A Justiça do Acre acatou o recurso da Liga de Quadrilhas Juninas do Acre (Liquajac) e suspendeu a participação da Quadrilha Malucos na Roça no 18º Circuito Junino de Rio Branco, que começa nesta sexta-feira (12), bem como em outros eventos juninos financiados com verbas públicas no estado. A programação oficial, lançada com investimento de R$ 600 mil, segue conforme planejado, mas a polêmica envolvendo a filiação à liga continua.
Entenda o caso
No início de junho, a equipe Malucos na Roça, impedida de participar dos eventos por não ser filiada à Liquajac, ingressou com uma ação civil pública contra a liga. Na quinta-feira (11), a 2ª Vara da Fazenda Pública da Comarca da capital concedeu uma liminar favorável ao grupo, permitindo sua apresentação. No entanto, a Liquajac recorreu, e a Justiça concedeu efeito suspensivo ao agravo de instrumento, suspendendo os efeitos da liminar anterior.
Carlos Eduardo de Souza, representante da junina, explicou que o caso ainda não foi julgado em mérito. "Não teve certo ou errado, o desembargador plantonista entendeu que a pauta é complexa e tem que ser julgada por um colegiado de desembargadores", resumiu.
Exigência de filiação
Segundo Carlos Eduardo, a exigência de filiação passou a ser aplicada apenas neste ano, impedindo a participação de grupos não filiados em eventos organizados em parceria entre o poder público e a Liquajac. "A liga inseriu no regulamento que apenas quadrilhas filiadas poderiam participar dos festejos. Isso nunca aconteceu nos anos anteriores. Diversos grupos da capital e do interior participavam normalmente, mesmo sem filiação", afirmou.
O grupo se desfiliou da entidade em 2025 e, desde então, enfrenta dificuldades para participar do calendário junino.

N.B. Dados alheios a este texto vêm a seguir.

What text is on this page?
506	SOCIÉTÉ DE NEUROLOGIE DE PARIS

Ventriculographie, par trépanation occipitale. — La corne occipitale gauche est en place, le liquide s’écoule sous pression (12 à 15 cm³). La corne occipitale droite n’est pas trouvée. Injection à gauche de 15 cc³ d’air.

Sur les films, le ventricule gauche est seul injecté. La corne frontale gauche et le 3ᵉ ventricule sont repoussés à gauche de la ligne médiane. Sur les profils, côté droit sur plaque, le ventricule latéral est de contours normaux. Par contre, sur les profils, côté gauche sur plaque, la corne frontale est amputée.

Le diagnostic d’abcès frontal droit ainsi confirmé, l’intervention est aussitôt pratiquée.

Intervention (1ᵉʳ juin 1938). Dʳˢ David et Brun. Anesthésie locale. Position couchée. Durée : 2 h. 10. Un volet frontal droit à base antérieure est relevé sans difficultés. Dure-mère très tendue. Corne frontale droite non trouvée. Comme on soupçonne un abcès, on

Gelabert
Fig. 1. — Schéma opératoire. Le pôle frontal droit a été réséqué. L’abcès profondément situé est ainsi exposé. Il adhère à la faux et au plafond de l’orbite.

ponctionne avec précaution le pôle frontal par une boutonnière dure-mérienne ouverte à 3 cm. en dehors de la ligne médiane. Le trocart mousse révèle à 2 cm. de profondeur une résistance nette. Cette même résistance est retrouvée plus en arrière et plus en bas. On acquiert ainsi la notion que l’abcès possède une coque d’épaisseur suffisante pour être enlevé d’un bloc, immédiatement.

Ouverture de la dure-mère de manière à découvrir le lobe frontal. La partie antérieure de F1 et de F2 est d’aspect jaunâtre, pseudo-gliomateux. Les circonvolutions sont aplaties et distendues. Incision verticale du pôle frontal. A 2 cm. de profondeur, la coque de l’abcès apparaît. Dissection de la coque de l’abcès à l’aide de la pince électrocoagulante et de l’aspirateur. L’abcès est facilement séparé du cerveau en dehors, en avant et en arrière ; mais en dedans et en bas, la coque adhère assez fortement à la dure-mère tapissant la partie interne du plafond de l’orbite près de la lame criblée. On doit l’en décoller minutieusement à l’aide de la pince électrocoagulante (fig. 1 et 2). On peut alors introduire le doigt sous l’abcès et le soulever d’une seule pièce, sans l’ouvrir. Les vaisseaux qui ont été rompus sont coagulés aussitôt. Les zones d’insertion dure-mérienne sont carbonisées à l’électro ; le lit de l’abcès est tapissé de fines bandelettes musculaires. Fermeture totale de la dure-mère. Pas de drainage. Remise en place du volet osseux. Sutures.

Antes de recorrer à Justiça, a quadrilha tentou resolver a situação administrativamente, participando de reuniões na Câmara de Vereadores, na Procuradoria do Município, e conversando com secretários e fundações, mas não houve acordo.
Recursos públicos
A principal contestação do grupo é que os eventos são financiados com recursos públicos, obtidos por meio de emendas parlamentares. Carlos Eduardo argumenta que esses recursos deveriam beneficiar todas as juninas participantes, e não apenas as filiadas à liga.
A decisão judicial inicial considerou os argumentos do recurso plausíveis, levando em conta a natureza privada da entidade, sua autonomia e a existência de regras claras de participação ligadas à filiação. O caso agora aguarda julgamento por um colegiado de desembargadores.

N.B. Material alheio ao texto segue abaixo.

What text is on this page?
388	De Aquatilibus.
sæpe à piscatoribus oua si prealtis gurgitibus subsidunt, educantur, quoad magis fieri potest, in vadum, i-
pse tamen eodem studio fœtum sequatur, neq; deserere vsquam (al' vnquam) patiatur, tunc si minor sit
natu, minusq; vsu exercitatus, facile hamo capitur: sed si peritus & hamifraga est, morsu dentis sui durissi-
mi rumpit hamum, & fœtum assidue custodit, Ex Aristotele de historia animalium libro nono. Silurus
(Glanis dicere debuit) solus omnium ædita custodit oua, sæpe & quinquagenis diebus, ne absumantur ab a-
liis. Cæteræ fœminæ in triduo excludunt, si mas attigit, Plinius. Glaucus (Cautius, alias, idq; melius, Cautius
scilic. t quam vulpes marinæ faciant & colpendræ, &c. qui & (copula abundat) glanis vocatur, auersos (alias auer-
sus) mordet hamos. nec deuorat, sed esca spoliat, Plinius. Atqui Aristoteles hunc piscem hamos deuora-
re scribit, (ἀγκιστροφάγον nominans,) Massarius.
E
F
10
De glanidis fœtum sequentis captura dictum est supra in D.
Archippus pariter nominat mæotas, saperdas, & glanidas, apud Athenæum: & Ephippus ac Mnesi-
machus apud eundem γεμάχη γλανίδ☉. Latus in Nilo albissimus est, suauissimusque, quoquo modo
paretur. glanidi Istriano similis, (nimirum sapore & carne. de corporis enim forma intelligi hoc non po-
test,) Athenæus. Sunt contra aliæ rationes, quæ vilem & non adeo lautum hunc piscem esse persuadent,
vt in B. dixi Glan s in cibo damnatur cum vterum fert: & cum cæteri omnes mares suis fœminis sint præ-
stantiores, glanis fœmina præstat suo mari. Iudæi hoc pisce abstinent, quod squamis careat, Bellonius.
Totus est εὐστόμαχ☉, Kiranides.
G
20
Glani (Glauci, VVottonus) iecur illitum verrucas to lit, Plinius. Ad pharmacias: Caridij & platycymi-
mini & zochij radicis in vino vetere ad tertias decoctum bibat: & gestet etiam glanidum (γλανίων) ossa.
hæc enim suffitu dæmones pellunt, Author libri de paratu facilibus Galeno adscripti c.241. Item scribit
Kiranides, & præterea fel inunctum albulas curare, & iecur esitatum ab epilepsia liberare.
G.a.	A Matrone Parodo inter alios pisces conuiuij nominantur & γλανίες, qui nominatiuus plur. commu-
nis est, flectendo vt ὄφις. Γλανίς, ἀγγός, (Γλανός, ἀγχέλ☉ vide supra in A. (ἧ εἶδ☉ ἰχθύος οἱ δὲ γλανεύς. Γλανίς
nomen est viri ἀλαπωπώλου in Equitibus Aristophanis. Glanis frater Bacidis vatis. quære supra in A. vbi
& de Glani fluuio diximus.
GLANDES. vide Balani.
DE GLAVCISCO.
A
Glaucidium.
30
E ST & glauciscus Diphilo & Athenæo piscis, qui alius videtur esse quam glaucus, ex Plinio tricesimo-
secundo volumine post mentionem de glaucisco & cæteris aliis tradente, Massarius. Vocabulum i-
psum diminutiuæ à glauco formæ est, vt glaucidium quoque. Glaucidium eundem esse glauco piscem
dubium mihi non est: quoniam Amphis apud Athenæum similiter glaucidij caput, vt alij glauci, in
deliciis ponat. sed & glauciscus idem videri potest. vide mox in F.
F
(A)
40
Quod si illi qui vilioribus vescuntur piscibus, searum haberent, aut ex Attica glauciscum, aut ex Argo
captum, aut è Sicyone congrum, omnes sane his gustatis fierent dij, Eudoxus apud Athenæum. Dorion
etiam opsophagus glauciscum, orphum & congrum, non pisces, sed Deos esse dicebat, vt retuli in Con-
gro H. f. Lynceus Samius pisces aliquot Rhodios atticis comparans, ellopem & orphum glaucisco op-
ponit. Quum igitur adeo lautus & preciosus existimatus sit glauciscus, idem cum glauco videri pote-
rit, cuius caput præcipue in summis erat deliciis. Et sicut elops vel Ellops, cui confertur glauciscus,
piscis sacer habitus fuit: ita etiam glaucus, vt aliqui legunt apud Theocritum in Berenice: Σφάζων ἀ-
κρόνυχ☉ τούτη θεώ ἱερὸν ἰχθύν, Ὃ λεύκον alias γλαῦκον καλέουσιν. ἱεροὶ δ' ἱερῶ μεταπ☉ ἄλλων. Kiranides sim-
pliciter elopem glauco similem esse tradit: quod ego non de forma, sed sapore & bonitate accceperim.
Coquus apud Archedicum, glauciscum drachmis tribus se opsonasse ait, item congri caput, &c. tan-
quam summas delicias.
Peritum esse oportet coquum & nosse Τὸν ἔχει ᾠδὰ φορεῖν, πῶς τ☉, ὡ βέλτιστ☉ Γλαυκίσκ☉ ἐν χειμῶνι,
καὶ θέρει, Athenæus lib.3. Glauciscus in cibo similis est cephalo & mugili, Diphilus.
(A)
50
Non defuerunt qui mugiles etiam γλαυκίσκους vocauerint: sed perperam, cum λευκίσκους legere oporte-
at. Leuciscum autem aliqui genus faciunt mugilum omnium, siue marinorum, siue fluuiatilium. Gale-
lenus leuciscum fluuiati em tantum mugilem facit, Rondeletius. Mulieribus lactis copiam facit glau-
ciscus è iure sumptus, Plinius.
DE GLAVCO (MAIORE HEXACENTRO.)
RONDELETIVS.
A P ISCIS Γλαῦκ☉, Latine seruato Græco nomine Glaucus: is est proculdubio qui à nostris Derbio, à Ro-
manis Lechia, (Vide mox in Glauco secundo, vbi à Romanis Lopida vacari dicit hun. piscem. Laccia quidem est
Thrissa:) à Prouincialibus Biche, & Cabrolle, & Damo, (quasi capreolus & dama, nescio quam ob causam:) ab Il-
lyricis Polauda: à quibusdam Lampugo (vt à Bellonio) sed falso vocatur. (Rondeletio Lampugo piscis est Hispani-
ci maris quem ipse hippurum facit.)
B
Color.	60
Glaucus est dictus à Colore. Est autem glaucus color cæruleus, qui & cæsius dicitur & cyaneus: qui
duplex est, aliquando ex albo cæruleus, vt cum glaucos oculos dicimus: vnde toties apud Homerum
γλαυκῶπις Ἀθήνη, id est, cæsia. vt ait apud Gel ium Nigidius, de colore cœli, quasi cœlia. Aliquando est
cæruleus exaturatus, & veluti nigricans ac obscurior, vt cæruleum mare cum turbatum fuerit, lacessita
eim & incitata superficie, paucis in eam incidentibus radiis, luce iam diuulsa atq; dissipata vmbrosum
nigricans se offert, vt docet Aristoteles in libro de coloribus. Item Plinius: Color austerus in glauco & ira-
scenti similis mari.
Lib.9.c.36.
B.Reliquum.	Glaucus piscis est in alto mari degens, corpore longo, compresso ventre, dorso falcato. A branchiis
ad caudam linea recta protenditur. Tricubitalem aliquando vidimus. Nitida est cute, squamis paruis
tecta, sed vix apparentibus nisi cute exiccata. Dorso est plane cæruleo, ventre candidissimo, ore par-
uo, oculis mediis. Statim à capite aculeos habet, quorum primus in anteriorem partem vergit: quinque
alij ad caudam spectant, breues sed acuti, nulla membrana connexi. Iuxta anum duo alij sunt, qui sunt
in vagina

Programação do 18º Circuito Junino
Apesar da controvérsia, o 18º Circuito Junino de Rio Branco segue com programação diversificada, incluindo apresentações de quadrilhas, comidas típicas, fogueiras, bingos e transmissão dos jogos do Brasil na Copa do Mundo. O evento, que movimenta a economia local, conta com investimento de R$ 600 mil e é aguardado por moradores e turistas.